We’re all familiar with the blue can – it was probably a staple in all our childhood kitchens. Lately, there has been a lot of chatter about the benefits of Crisco for your skin and hair. Sounds rather bizarre, doesn’t it? Let’s look at the ingredients of Crisco: Soybean oil, fully hydrogenated cottonseed oil, partially hydrogenated cottonseed and soybean oils. Because the oils are partially hydrogenated, they are solid at room temperature and have a fatty consistency that is lighter than butter (made up of saturated fats). So, basically, natural oils hydrogenated to turn them into solid form. I use natural oils on my skin and hair all the time-Jojoba Oil, Vitamin E Oil, Almond oil, Emu oil, Avocado Oil, and Grapeseed Oil. Because it is made up of oil, Crisco is not a moisturizer, but it's a great sealant!!!! You dont' need to use a lot of it to get great results either (a little goes a LOOOOONG way). If you're heavy-handed with product though, then you can add cornstarch to your Crisco to keep it from feeling too greasy.

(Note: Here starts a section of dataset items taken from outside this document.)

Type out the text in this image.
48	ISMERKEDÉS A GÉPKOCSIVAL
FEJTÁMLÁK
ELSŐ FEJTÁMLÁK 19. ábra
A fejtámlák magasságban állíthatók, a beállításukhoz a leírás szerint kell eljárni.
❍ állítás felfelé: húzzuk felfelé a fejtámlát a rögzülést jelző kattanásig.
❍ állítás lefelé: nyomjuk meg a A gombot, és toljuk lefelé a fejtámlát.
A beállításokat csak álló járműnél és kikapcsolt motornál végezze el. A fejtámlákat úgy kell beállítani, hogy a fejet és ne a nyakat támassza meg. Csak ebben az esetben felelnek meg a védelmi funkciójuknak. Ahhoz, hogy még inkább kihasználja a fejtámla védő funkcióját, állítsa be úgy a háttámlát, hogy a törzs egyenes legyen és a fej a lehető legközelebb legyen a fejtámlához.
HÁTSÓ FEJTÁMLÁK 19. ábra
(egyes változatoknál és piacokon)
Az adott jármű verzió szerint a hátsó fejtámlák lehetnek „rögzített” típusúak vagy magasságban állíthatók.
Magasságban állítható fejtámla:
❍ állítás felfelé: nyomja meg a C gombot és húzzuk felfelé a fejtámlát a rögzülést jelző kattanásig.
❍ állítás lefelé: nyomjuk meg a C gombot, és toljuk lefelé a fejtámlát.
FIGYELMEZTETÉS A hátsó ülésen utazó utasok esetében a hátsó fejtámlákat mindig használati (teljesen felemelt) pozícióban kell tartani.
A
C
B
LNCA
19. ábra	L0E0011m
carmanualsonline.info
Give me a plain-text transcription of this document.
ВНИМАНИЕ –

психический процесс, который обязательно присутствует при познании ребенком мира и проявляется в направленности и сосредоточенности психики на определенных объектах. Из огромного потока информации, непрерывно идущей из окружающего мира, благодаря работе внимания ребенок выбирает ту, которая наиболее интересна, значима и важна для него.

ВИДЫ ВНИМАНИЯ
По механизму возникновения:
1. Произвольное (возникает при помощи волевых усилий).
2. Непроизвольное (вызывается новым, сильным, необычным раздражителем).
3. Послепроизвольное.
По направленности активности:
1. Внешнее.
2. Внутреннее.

I have read that Crisco is used in hospital settings to treat burn victims and those with severe eczema. It has also been used on skin tears caused by edema (severe swelling due to fluid accumulation).
Through some internet research I discovered Julia's Goat Milk Soap Company http://www.juliasgoatmilksoap.com/ . Julia create and sell Herbal and Vegatable Based Soaps with Crisoc as the base for an Homemade Eczema Treatment.
Outside of the medical community, countless women (and probably a few men) are using Crisco on their faces, bodies and hair – and reporting great results. And it’s cheap. Under $5 for the small can which should last a really long time.
Does anyone use Crisco on their hair presently, in a past life, or all of the above? Inquiring minds want to know.